Description of the condition
Inguinal hernia repair is the most frequent operation in general surgery. Rutkow 2003 reports 800,000 groin hernia repairs in the US in 2003. The Lichtenstein technique, first described in 1986 (Lichtenstein 1986), is the standard open tension-free method of inguinal hernia repair and is used worldwide. In this method, a synthetic mesh is placed over the defect so that the hernia is repaired without the need to pull the tissues together under tension. The advantages of this procedure are that it is technically easy, is associated with lower recurrence rates, has shorter recovery times compared with tension repair (Grant 2002; Nordin 2002), and can be performed using local anaesthetic as a day procedure. However, postoperative chronic pain is frequently reported following mesh-based inguinal hernia repair, from 11.0% to as high as 40.5% (Eklund 2010; MRC Group 1999; Nienhuijs 2007; Nikkolo 2012; Paajanen 2002; Willaert 2012), and has a significant impact on quality of life (van Hanswijck 2008). It is difficult to overcome this problem, as surgery and the use of additional local analgesics haven't shown a clear benefit to the patients (Nienhuijs 2007).

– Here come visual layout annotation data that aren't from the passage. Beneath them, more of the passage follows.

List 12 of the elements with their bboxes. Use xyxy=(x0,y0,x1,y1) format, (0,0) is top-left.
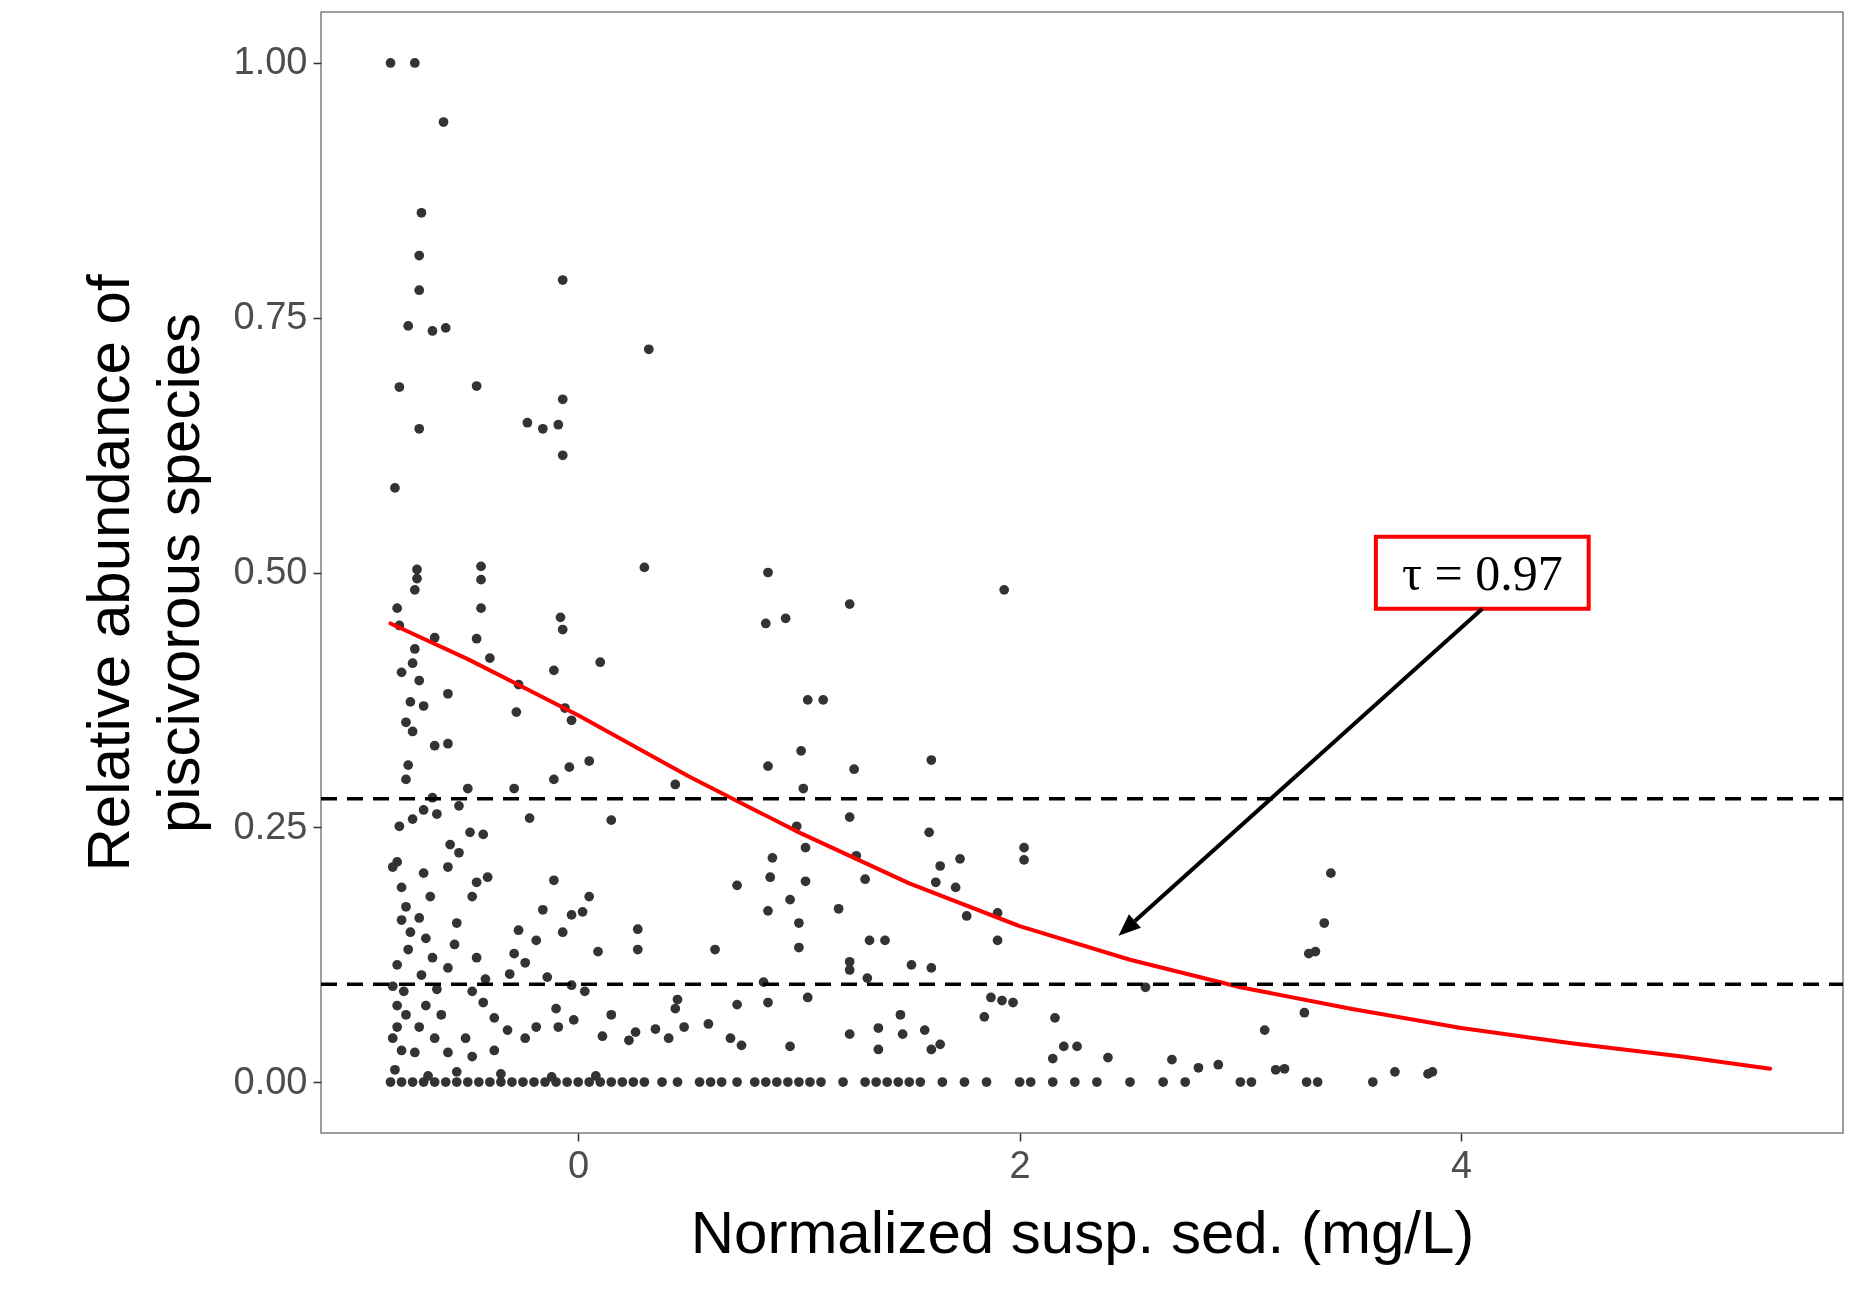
y-tick-label: 0.25 xyxy=(233,804,308,847)
x-tick-label: 4 xyxy=(1451,1143,1473,1186)
x-axis-title: Normalized susp. sed. (mg/L) xyxy=(690,1198,1475,1266)
y-tick-label: 0.50 xyxy=(233,550,308,592)
y-tick-label: 0.75 xyxy=(233,295,308,338)
x-tick-label: 0 xyxy=(568,1143,590,1186)
x-tick-label: 2 xyxy=(1009,1143,1031,1186)
line-series xyxy=(388,621,1773,1071)
y-axis-title: Relative abundance of piscivorous species xyxy=(74,274,212,872)
y-tick-label: 0.00 xyxy=(233,1059,308,1102)
annotation: τ = 0.97 xyxy=(1401,544,1563,601)
y-tick-label: 1.00 xyxy=(233,40,308,83)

Description of the intervention
Sutures are generally used to secure the prosthetic mesh but may contribute to chronic pain or other problems, such as numbness or groin discomfort, presumably through irritation or nerve compression (Heise 1998). This has prompted the development of less traumatic means of mesh fixation. The original technique for fixation of mesh in Lichtenstein hernioplasty used non-absorbable sutures. Since then, other surgeons have described using absorbable sutures (Paajanen 2002), various tissue glues (Canonico 2005), or novel self-fixing meshes (Kapischke 2010). These methods aim to reduce chronic neuropathic pain and simultaneously speed up the surgical procedure. Because the possibility of trapping nerves with suturing is eliminated, direct nerve irritation is reduced. Therefore, mesh fixation with glue (tissue adhesive) seems an optimal choice to reduce postoperative chronic pain.

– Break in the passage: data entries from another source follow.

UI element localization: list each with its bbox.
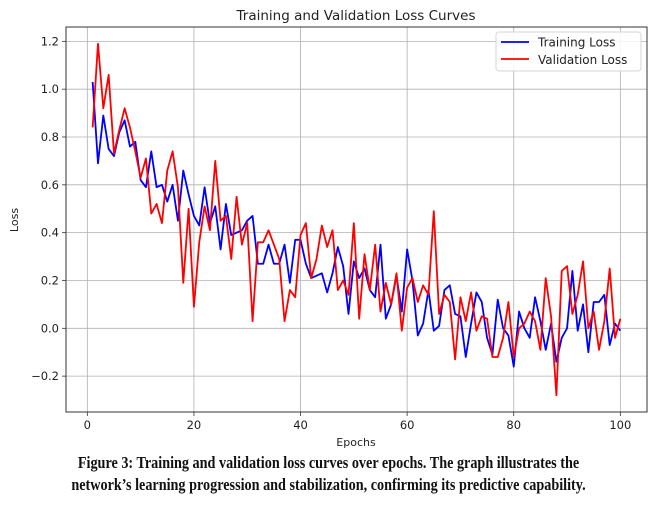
legend-box — [495, 31, 642, 72]
x-tick-label: 60 — [400, 418, 415, 432]
x-tick-label: 40 — [293, 418, 308, 432]
legend-label-training: Training Loss — [537, 36, 615, 50]
y-tick-label: 0.0 — [41, 321, 59, 335]
y-tick-label: 0.6 — [41, 178, 59, 192]
y-tick-label: 0.8 — [41, 130, 59, 144]
y-tick-label: 0.4 — [41, 226, 59, 240]
y-axis-label: Loss — [8, 208, 21, 232]
x-axis-label: Epochs — [336, 436, 376, 449]
y-tick-label: 0.2 — [41, 273, 59, 287]
x-tick-label: 0 — [84, 418, 91, 432]
y-tick-label: −0.2 — [31, 369, 59, 383]
legend-label-validation: Validation Loss — [538, 53, 627, 67]
chart-title: Training and Validation Loss Curves — [236, 8, 476, 24]
x-tick-label: 20 — [187, 418, 202, 432]
y-tick-label: 1.2 — [41, 34, 59, 48]
validation-loss-line — [91, 42, 622, 397]
grid-lines — [66, 27, 647, 412]
series-lines — [91, 42, 622, 397]
x-axis-ticks: 0 20 40 60 80 100 — [84, 412, 631, 432]
caption-line-2: network’s learning progression and stabi… — [71, 475, 586, 494]
y-axis-ticks: −0.2 0.0 0.2 0.4 0.6 0.8 1.0 1.2 — [31, 34, 66, 383]
y-tick-label: 1.0 — [41, 82, 59, 96]
training-loss-line — [91, 81, 622, 368]
x-tick-label: 100 — [609, 418, 631, 432]
caption-line-1: Figure 3: Training and validation loss c… — [77, 453, 580, 472]
legend: Training Loss Validation Loss — [495, 31, 642, 72]
figure-caption: Figure 3: Training and validation loss c… — [46, 452, 611, 496]
x-tick-label: 80 — [506, 418, 521, 432]
plot-frame — [65, 26, 648, 413]
loss-chart: Training and Validation Loss Curves 0 20 4… — [8, 8, 648, 449]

How the intervention might work
Fibrin glue and N-butyl-2-cyanoacrylate are two of the most commonly used products for mesh fixation. Fibrin glue is a bio-degradable adhesive that combines human-derived fibrinogen and thrombin. In addition to its haemostatic action, the fibrinogen component gives the product tensile strength and adhesive properties (Katkhouda 2001), as well as promoting fibroblast proliferation (Zieren 1999). N-butyl-2-cyanoacrylate is a new generation of cyanoacrylate that has been used as a surgical tissue adhesive since the 1960s. It polymerises at room temperature and results in lower toxicity and fewer inflammatory reactions compared with cyanoacrylate (Levrier 2003; Montanaro 2001).
Why it is important to do this review
As inguinal hernia repair is performed so frequently and often associated with postoperative chronic pain, even relatively modest improvements in clinical outcomes would have a significant medical and economic impact. Comparison between mesh fixation with sutures and fixation with glue may support change in current surgical practice, if reduced postoperative chronic pain is demonstrated with fixation with glue.
However, there is concern of increased recurrence associated with glue fixation because fibrin glue is fully absorbed within 2 weeks of application (Petersen 2004). Several randomised trials and observational studies compare the two methods (Campanelli 2012; Helbling 2003; Negro 2011; Paajanen 2011), but consensus regarding which method is better has not been reached.
Thus, an evaluation of the use of mesh fixation with glue would be very useful.